Pourtant, pour mieux se positionner dans le cadre des accords de libre-échange, soit avec l’Union européenne ou l’Union africaine, qui rentreront en vigueur dès l’année prochaine 2020, l’Algérie est dans l’obligation de faire face à la concurrence imposée par les pays partenaires, si elle veut garantir une part de marché à ses entreprises, et une possibilité d’un développement durable pour son économie. Dans ce cadre, il est évident aussi que les pouvoirs publics doivent assainir tout un environnement hostile à l’investissement et au commerce pratiqués selon des règles universelles, tant que les intervenants sur le marché algérien ne profitent pas des mêmes conditions de travail, qui sont favorables à des parties ne respectant pas souvent les règles du jeu, en s’adonnant à des pratiques de marché parallèle.
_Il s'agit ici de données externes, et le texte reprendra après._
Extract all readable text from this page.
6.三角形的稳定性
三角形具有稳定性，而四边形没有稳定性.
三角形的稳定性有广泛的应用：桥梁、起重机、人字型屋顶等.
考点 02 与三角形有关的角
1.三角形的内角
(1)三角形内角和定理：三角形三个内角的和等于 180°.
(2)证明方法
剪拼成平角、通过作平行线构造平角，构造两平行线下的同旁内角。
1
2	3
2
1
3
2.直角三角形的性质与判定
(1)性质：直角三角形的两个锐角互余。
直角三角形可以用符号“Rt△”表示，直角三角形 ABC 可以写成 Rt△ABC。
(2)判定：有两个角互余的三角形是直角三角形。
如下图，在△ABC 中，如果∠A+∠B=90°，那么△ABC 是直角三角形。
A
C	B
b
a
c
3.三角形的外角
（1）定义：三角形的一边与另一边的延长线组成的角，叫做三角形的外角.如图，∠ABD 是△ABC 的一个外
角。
Pour ce qui est de la partie européenne, il semble que l’accord a mis l’Algérie en défi puisqu’elle devait passer par plusieurs étapes dans sa concrétisation depuis sa signature en 2005, en appliquant un démantèlement tarifaire sur les échanges commerciaux entre les deux parties, chose qui a donné une position favorite aux entreprises européennes, ayant plus de moyens d’adaptation avec les besoins du marché algérien, que celles de la partie algérienne qui n’ont pas pu bénéficier des avantages de l’accord. Un autre problème rencontré est en relation avec la faible capacité d’absorption des aides européennes qui devaient accompagner les PME algériennes dans leur mise à niveau, ce qui a limité toute chance à la partie algérienne pour mieux exploiter l’ouverture du marché européen.
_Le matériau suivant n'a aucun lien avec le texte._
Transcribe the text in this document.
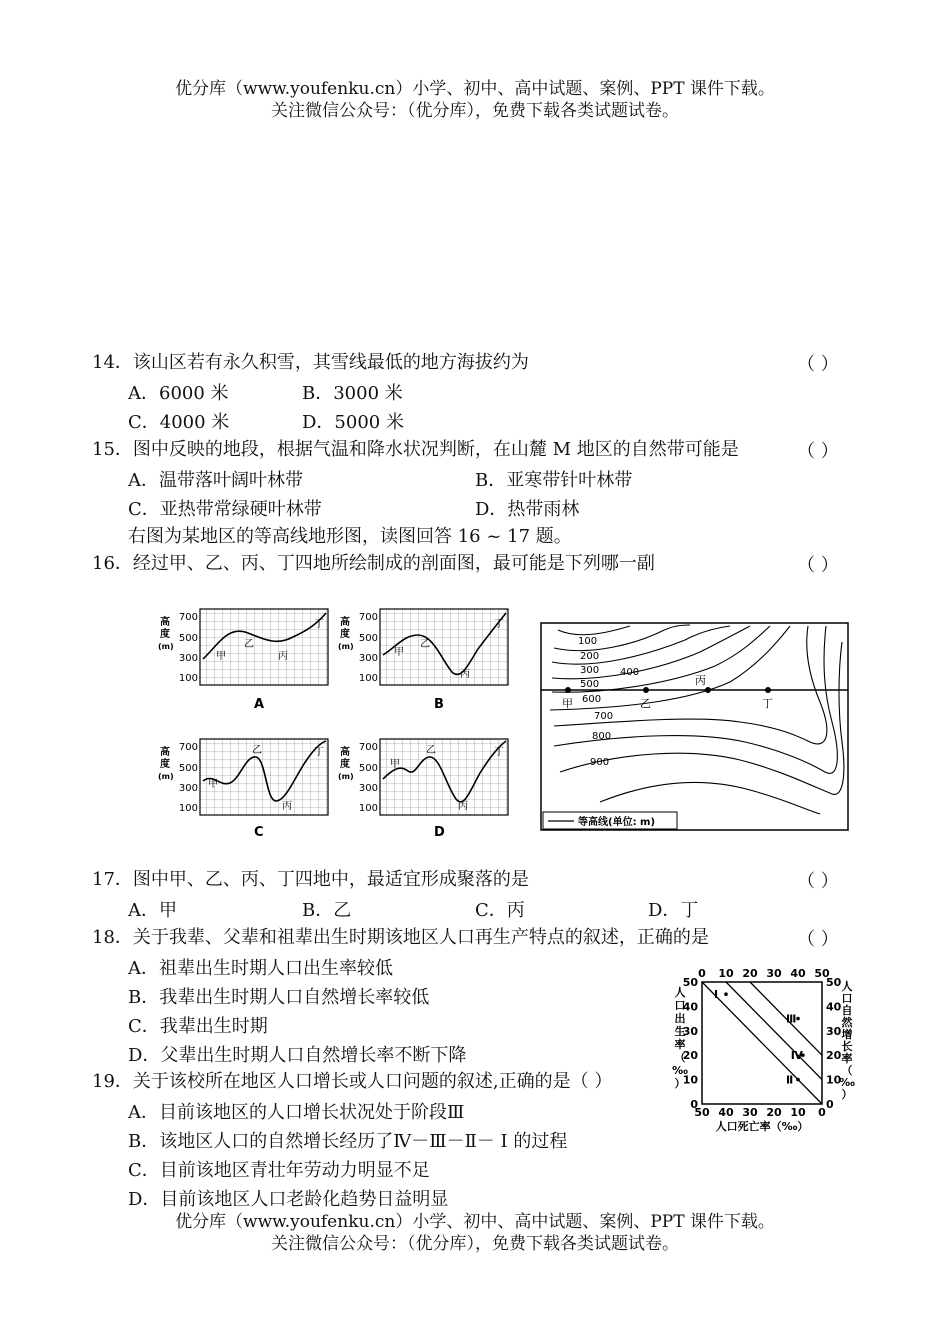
优分库（www.youfenku.cn）小学、初中、高中试题、案例、PPT 课件下载。
关注微信公众号：（优分库），免费下载各类试题试卷。
14．该山区若有永久积雪，其雪线最低的地方海拔约为	（ ）
A．6000 米	B．3000 米
C．4000 米	D．5000 米
15．图中反映的地段，根据气温和降水状况判断，在山麓 M 地区的自然带可能是	（ ）
A．温带落叶阔叶林带	B．亚寒带针叶林带
C．亚热带常绿硬叶林带	D．热带雨林
右图为某地区的等高线地形图，读图回答 16 ~ 17 题。
16．经过甲、乙、丙、丁四地所绘制成的剖面图，最可能是下列哪一副	（ ）
高
度
(m)
700
500
300
100
甲
乙
丙
丁
A
高
度
(m)
700
500
300
100
甲
乙
丙
丁
B
高
度
(m)
700
500
300
100
甲
乙
丙
丁
C
高
度
(m)
700
500
300
100
甲
乙
丙
丁
D
甲	乙
丙
丁
100
200
300 400
500
600
700
800
900
等高线(单位: m)
17．图中甲、乙、丙、丁四地中，最适宜形成聚落的是	（ ）
A．甲	B．乙	C．丙	D．丁
18．关于我辈、父辈和祖辈出生时期该地区人口再生产特点的叙述，正确的是	（ ）
A．祖辈出生时期人口出生率较低
B．我辈出生时期人口自然增长率较低
C．我辈出生时期
D．父辈出生时期人口自然增长率不断下降
19．关于该校所在地区人口增长或人口问题的叙述,正确的是（ ）
A．目前该地区的人口增长状况处于阶段Ⅲ
B．该地区人口的自然增长经历了Ⅳ－Ⅲ－Ⅱ－ Ⅰ 的过程
C．目前该地区青壮年劳动力明显不足
D．目前该地区人口老龄化趋势日益明显
0 10 20 30 40 50
50
40
30
20
10
0
50
40
30
20
10
0
50 40 30 20 10 0
Ⅰ
Ⅲ
Ⅳ
Ⅱ
人口死亡率（‰）
人
口
出
生
率
（
‰
）
人
口
自
然
增
长
率
（
‰
）
优分库（www.youfenku.cn）小学、初中、高中试题、案例、PPT 课件下载。
关注微信公众号：（优分库），免费下载各类试题试卷。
En ce qui concerne la libre circulation des capitaux et des personnes, la partie algérienne devait améliorer le climat des affaires envers les investissements en général et européens en particulier, sans réussir de convaincre tant que la bureaucratie a pris le dessus éliminant ainsi toute délocalisation industrielle, ou transfert technologique. Alors que les aléas sécuritaires n’ont laissé aucune chance d’aller vers l’ouverture des frontières au profit des Algériens. En tout cas, des contraintes similaires vont être enregistrées dans le cas de l’accord avec l’Union africaine, là aussi la dynamique des entreprises algériennes c’est elle seule qui va conditionner la possibilité de la concrétisation des projets bénéfiques pour la partie algérienne, ce qui met encore une fois les autorités publiques devant le défi de maintenir un niveau conséquent de pénétration du promettant marché africain.